Israël a été bâti par les pionniers ashkenazim puis a intégré du mieux possible des vagues de sefaradim pauvres et pas éduqués : voici l’histoire officielle de l’état juif.
J’ai lu cette semaine deux ouvrages de Matti Friedman qui éclairent d’un jour nouveau cette alyah séfarade trop souvent dénigrée. Pour moi, tunisienne et donc séfarade assumée et fière de l’être, c’était une lecture attendue depuis bien longtemps.
Espions de nulle part
Le premier, « Espions de nulle part », raconte l’histoire de quatre de ces « juifs arabes », qui, lors de leur arrivée en Israël furent recrutés par le Palmach pour former la « section arabe ». Leur rôle : s’infiltrer dans les pays arabes, et c’est pour cela qu’on les surnommait mista’arvim, « ceux qui passent pour des Arabes ».

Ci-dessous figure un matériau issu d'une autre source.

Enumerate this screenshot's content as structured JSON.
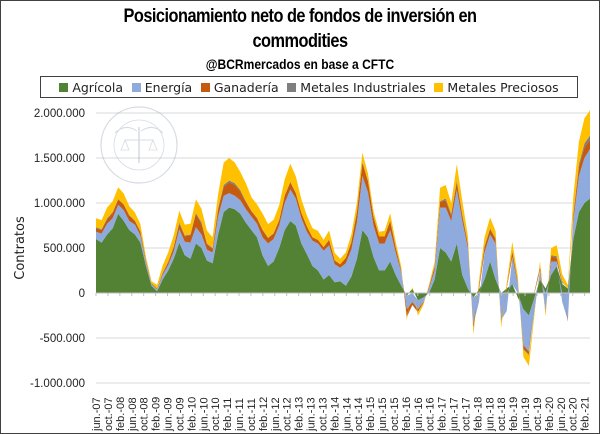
{
  "chart_data": {
    "type": "area",
    "stacked": true,
    "title": "Posicionamiento neto de fondos de inversión en commodities",
    "title_line1": "Posicionamiento neto de fondos de inversión en",
    "title_line2": "commodities",
    "subtitle": "@BCRmercados en base a CFTC",
    "xlabel": "",
    "ylabel": "Contratos",
    "ylim": [
      -1000000,
      2000000
    ],
    "yticks": [
      2000000,
      1500000,
      1000000,
      500000,
      0,
      -500000,
      -1000000
    ],
    "ytick_labels": [
      "2.000.000",
      "1.500.000",
      "1.000.000",
      "500.000",
      "0",
      "-500.000",
      "-1.000.000"
    ],
    "grid": true,
    "legend_position": "top",
    "xtick_labels": [
      "jun.-07",
      "oct.-07",
      "feb.-08",
      "jun.-08",
      "oct.-08",
      "feb.-09",
      "jun.-09",
      "oct.-09",
      "feb.-10",
      "jun.-10",
      "oct.-10",
      "feb.-11",
      "jun.-11",
      "oct.-11",
      "feb.-12",
      "jun.-12",
      "oct.-12",
      "feb.-13",
      "jun.-13",
      "oct.-13",
      "feb.-14",
      "jun.-14",
      "oct.-14",
      "feb.-15",
      "jun.-15",
      "oct.-15",
      "feb.-16",
      "jun.-16",
      "oct.-16",
      "feb.-17",
      "jun.-17",
      "oct.-17",
      "feb.-18",
      "jun.-18",
      "oct.-18",
      "feb.-19",
      "jun.-19",
      "oct.-19",
      "feb.-20",
      "jun.-20",
      "oct.-20",
      "feb.-21"
    ],
    "x_step": "2 months",
    "series": [
      {
        "name": "Agrícola",
        "color": "#548235",
        "values": [
          600000,
          560000,
          650000,
          720000,
          880000,
          800000,
          700000,
          650000,
          560000,
          300000,
          80000,
          20000,
          150000,
          250000,
          380000,
          560000,
          420000,
          380000,
          550000,
          500000,
          360000,
          330000,
          650000,
          900000,
          950000,
          930000,
          880000,
          780000,
          700000,
          620000,
          420000,
          300000,
          350000,
          500000,
          700000,
          800000,
          750000,
          550000,
          430000,
          300000,
          250000,
          150000,
          200000,
          120000,
          130000,
          80000,
          180000,
          380000,
          700000,
          620000,
          400000,
          250000,
          250000,
          350000,
          200000,
          80000,
          -30000,
          50000,
          -80000,
          -50000,
          0,
          150000,
          500000,
          450000,
          350000,
          550000,
          200000,
          50000,
          -50000,
          40000,
          150000,
          350000,
          150000,
          0,
          50000,
          100000,
          -50000,
          -180000,
          -250000,
          -50000,
          150000,
          50000,
          200000,
          300000,
          100000,
          50000,
          600000,
          900000,
          1000000,
          1050000
        ]
      },
      {
        "name": "Energía",
        "color": "#8faadc",
        "values": [
          80000,
          100000,
          120000,
          110000,
          100000,
          120000,
          100000,
          110000,
          80000,
          40000,
          20000,
          20000,
          50000,
          60000,
          80000,
          150000,
          150000,
          180000,
          180000,
          150000,
          120000,
          120000,
          200000,
          180000,
          160000,
          150000,
          150000,
          150000,
          150000,
          150000,
          200000,
          250000,
          250000,
          250000,
          300000,
          350000,
          300000,
          280000,
          250000,
          280000,
          300000,
          320000,
          330000,
          200000,
          150000,
          250000,
          300000,
          400000,
          600000,
          500000,
          350000,
          300000,
          300000,
          350000,
          250000,
          150000,
          -150000,
          -100000,
          -100000,
          -50000,
          50000,
          100000,
          450000,
          500000,
          450000,
          600000,
          600000,
          450000,
          -300000,
          -100000,
          300000,
          300000,
          400000,
          -300000,
          -200000,
          300000,
          100000,
          -400000,
          -400000,
          -150000,
          100000,
          -200000,
          150000,
          50000,
          -100000,
          -300000,
          200000,
          400000,
          500000,
          550000
        ]
      },
      {
        "name": "Ganadería",
        "color": "#c55a11",
        "values": [
          40000,
          40000,
          50000,
          60000,
          60000,
          60000,
          60000,
          40000,
          40000,
          20000,
          10000,
          10000,
          20000,
          30000,
          50000,
          60000,
          60000,
          80000,
          150000,
          120000,
          60000,
          40000,
          80000,
          100000,
          120000,
          120000,
          100000,
          80000,
          60000,
          60000,
          80000,
          60000,
          60000,
          60000,
          80000,
          80000,
          60000,
          60000,
          60000,
          40000,
          40000,
          40000,
          60000,
          40000,
          40000,
          60000,
          80000,
          120000,
          150000,
          120000,
          100000,
          80000,
          80000,
          100000,
          60000,
          20000,
          -80000,
          -30000,
          -30000,
          -10000,
          20000,
          40000,
          60000,
          80000,
          60000,
          80000,
          60000,
          40000,
          -50000,
          40000,
          60000,
          60000,
          50000,
          -20000,
          20000,
          60000,
          20000,
          -40000,
          -30000,
          20000,
          40000,
          -20000,
          60000,
          40000,
          20000,
          -20000,
          60000,
          100000,
          120000,
          100000
        ]
      },
      {
        "name": "Metales Industriales",
        "color": "#7f7f7f",
        "values": [
          10000,
          10000,
          10000,
          10000,
          5000,
          5000,
          5000,
          5000,
          5000,
          0,
          0,
          0,
          5000,
          10000,
          10000,
          15000,
          10000,
          10000,
          10000,
          15000,
          10000,
          10000,
          15000,
          20000,
          20000,
          20000,
          15000,
          10000,
          5000,
          5000,
          5000,
          5000,
          5000,
          5000,
          5000,
          5000,
          5000,
          0,
          0,
          0,
          0,
          0,
          5000,
          5000,
          0,
          0,
          5000,
          5000,
          10000,
          5000,
          0,
          0,
          0,
          5000,
          0,
          0,
          -10000,
          -5000,
          -5000,
          0,
          0,
          5000,
          10000,
          20000,
          20000,
          20000,
          15000,
          10000,
          -5000,
          0,
          10000,
          10000,
          5000,
          -5000,
          0,
          10000,
          5000,
          -10000,
          -10000,
          0,
          5000,
          0,
          10000,
          20000,
          10000,
          0,
          10000,
          30000,
          40000,
          50000
        ]
      },
      {
        "name": "Metales Preciosos",
        "color": "#ffc000",
        "values": [
          100000,
          100000,
          120000,
          120000,
          130000,
          120000,
          100000,
          90000,
          80000,
          40000,
          20000,
          40000,
          80000,
          100000,
          120000,
          130000,
          120000,
          120000,
          150000,
          150000,
          140000,
          120000,
          150000,
          250000,
          250000,
          230000,
          200000,
          200000,
          150000,
          150000,
          180000,
          150000,
          150000,
          160000,
          180000,
          200000,
          180000,
          150000,
          120000,
          100000,
          100000,
          80000,
          100000,
          80000,
          60000,
          60000,
          80000,
          100000,
          100000,
          80000,
          60000,
          50000,
          60000,
          80000,
          60000,
          40000,
          -30000,
          20000,
          -40000,
          -20000,
          20000,
          50000,
          150000,
          150000,
          120000,
          180000,
          150000,
          80000,
          -60000,
          60000,
          100000,
          120000,
          80000,
          -60000,
          40000,
          100000,
          60000,
          -80000,
          -120000,
          -40000,
          60000,
          -40000,
          80000,
          120000,
          80000,
          40000,
          200000,
          250000,
          280000,
          280000
        ]
      }
    ]
  }
}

Plutôt que de vous en dire davantage sur ce livre, je préfère vous citer un passage qui me paraît résumer son intérêt : « L’Etat qui est devenu le pays des espions et de leurs descendants, et aussi le mien, paie encore aujourd’hui le prix de l’erreur commise à sa création, peut-être la plus grave – il a repoussé les juifs orientaux en marge de la société et de l’histoire nationale. Les gens qui ont entrepris de forger un état juif au Moyen Orient auraient dû comprendre que les juifs de la région étaient un atout précieux et pas seulement dans le domaine du renseignement. Les nouveaux venus auraient pu être invités à devenir des partenaires à part entière dans la création de cette société inédite mais ce ne fut pas le cas ». L’auteur développe longuement cette idée en conclusion de son ouvrage, et revient sur la gravité des erreurs de jugement qui ont pesé et pèsent encore sur les juifs séfarades.
Le codex d’Alep
C’est pour cela que dès que j’ai fermé ce livre, j’ ai immédiatement démarré la lecture de l’autre ouvrage de Matti Friedman, « Le codex d’Alep« .
Le fil conducteur de l’histoire est celle de ce fameux codex, nommé aussi « La Couronne » et de ses tribulations, en terre d’Israël. Construit comme un thriller, il ne tolère pas qu’on en dévoile l’histoire à proprement parler, mais il faut au contraire parler de ce qu’il dévoile en arrière plan : le pillage du patrimoine religieux et culturel des juifs d’orient arrivés en Israël. On les trouvait arriérés, mais on savait la valeur immense de leurs objets de cultes qui avaient fait le voyage avec eux. Et c’est pour cela que leurs biens leur ont été dérobés en toute impunité en Israël, pour des musées, ou pour des collections personnelles. Ainsi en marge de son enquête, Matti Friedman évoque rapidement le cas des yéménites : « Ces juifs laissèrent tout derrière eux mais pas leurs livres. Pour la plupart il s’agit de codex et de rouleaux manuscrits. Beaucoup d’un âge respectable. Au camp on demande aux yéménites de les déposer auprès des employés qui les expédieront en Israël par voie maritime. Or de nombreux membres de cette communauté n’ont plus jamais revu les ouvrages qu’ils possédaient. » Spoliation organisée par les autorités et toutes les réclamations ont bien sur été vaines.
Alors pour vous confirmer dans votre idée que quelque chose a foiré, lisez ces deux livres, écrits par un ashkenaze pur jus à qui je tire mon chapeau!!